The fifth track, “Cheech and Chong Anthem (WEed are the World)”, brings this trend to its next level, becoming a career retrospective, at least of their classic bits. “Pedro de Pacas and Man”, “Born in East L.A.”, “Big Bambu”, “Sleeping Beauty”, “Let’s Make a Dope Deal”, “Dave’s Not Here” and “Ralph and Herbie” are all mentioned in the lyrics. This is undeniably fun for fans, but the song becomes overly trite when it devolves into a challenge to see how many terms the writers (Cheech, Chong and co-producer Dominic Kelly) can rhyme with the names “Cheech and Chong”. “Still smokin’ strong”, “Party all night long”, “From L.A. to Hong Kong”, “Rock it all night long” and “Can’t we all just get a BONG?” all make their appearances.
To be fair, there are some pretty good guitar leads from both Kelly and Tony Gary thrown into the mainly hip hop-oriented mix. At worst the songs are still “kind of funny” with a lot of dumbed-down comedy and occasional threads of cleverness. The problem here is that we’re not talking about a couple of amateurs who make comedy simply by mentioning drugs.
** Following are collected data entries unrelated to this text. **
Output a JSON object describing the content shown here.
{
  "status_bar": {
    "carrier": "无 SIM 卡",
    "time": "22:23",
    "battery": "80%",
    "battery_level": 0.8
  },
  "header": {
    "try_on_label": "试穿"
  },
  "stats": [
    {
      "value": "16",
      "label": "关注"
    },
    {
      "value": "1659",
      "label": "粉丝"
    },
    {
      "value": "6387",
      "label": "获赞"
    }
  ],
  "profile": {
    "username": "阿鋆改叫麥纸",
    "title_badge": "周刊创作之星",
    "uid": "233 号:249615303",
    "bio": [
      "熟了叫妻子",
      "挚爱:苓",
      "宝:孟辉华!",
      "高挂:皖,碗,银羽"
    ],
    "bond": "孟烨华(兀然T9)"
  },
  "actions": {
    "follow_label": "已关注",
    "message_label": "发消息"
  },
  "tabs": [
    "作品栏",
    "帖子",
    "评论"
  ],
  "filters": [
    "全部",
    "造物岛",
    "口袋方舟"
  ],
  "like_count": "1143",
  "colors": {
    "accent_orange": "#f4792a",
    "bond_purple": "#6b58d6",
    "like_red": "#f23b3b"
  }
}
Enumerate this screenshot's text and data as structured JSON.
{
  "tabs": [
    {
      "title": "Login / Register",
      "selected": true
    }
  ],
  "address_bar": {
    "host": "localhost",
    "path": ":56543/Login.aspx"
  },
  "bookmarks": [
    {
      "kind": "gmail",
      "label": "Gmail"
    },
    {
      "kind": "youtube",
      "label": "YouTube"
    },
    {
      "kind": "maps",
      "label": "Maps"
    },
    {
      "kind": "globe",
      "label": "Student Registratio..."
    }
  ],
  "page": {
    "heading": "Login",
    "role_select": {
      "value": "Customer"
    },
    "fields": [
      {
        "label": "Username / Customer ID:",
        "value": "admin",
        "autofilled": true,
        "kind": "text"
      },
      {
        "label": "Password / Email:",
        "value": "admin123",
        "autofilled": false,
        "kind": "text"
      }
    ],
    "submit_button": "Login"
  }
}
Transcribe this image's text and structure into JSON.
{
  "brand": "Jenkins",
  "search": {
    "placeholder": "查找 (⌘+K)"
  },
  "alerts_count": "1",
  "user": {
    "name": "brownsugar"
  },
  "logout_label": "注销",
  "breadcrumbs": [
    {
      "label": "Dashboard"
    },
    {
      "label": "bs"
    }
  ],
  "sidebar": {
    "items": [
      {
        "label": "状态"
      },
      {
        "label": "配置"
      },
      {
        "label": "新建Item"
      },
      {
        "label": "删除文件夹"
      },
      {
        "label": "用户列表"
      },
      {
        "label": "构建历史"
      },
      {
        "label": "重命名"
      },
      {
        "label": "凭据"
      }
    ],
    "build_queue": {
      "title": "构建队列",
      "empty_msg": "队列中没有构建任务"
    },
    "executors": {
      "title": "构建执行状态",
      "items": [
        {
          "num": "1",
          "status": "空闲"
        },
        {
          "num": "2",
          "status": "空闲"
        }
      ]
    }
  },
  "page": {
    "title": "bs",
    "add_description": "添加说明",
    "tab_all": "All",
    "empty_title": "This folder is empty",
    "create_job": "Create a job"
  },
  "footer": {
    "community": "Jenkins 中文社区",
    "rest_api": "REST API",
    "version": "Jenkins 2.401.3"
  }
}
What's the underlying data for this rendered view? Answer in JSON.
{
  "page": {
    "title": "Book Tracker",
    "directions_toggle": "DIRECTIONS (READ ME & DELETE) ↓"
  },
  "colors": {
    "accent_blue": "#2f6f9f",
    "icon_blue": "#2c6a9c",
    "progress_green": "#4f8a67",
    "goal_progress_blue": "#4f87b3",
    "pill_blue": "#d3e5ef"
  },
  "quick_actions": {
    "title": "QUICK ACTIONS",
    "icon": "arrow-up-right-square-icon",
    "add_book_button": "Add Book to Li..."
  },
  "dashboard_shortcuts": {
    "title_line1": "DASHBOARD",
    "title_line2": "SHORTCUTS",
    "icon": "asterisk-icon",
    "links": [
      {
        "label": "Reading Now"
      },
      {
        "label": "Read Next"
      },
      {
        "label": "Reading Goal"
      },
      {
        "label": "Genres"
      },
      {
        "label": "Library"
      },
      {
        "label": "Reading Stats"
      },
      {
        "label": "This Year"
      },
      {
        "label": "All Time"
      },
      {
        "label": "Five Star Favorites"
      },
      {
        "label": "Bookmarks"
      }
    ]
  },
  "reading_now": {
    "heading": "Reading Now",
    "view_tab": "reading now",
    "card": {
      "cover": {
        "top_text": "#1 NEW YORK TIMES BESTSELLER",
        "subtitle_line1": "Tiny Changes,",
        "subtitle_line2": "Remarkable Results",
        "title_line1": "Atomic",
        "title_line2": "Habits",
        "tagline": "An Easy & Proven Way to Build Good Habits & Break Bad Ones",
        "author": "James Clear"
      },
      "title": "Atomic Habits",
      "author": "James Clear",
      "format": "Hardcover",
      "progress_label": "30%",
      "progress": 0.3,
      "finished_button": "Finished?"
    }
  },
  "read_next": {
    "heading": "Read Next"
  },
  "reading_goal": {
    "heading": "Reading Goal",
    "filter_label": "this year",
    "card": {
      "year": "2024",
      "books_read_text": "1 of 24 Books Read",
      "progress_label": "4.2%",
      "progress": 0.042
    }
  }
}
Cheech and Chong attempting to get a laugh from merely the word “Marijuana” is like Buffy the Vampire Slayer turning to the camera and saying “Demon” and expecting uproarious guffaws. That’s just not enough.
At the time of this CD’s formation, it must have seemed like a good idea to add the hilarious classic-era song “Earache My Eye” to the mix. After all the movie itself is largely a collection of classic Cheech and Chong skits set to new animation. However, this great and hilarious song is carelessly thrown in, in an un-remastered mono form, making even its inclusion a let down from the new highly produced, stereo tracks. “Earache My Eye” still remains the best song on the album and that amplifies what is really wrong with this soundtrack album. Cheech and Chong are still talented guys with a career to show for it, but reaching back to their old personas (past the “Rogaine” days and into the hashish) could have been done with a lot more grace and comedy.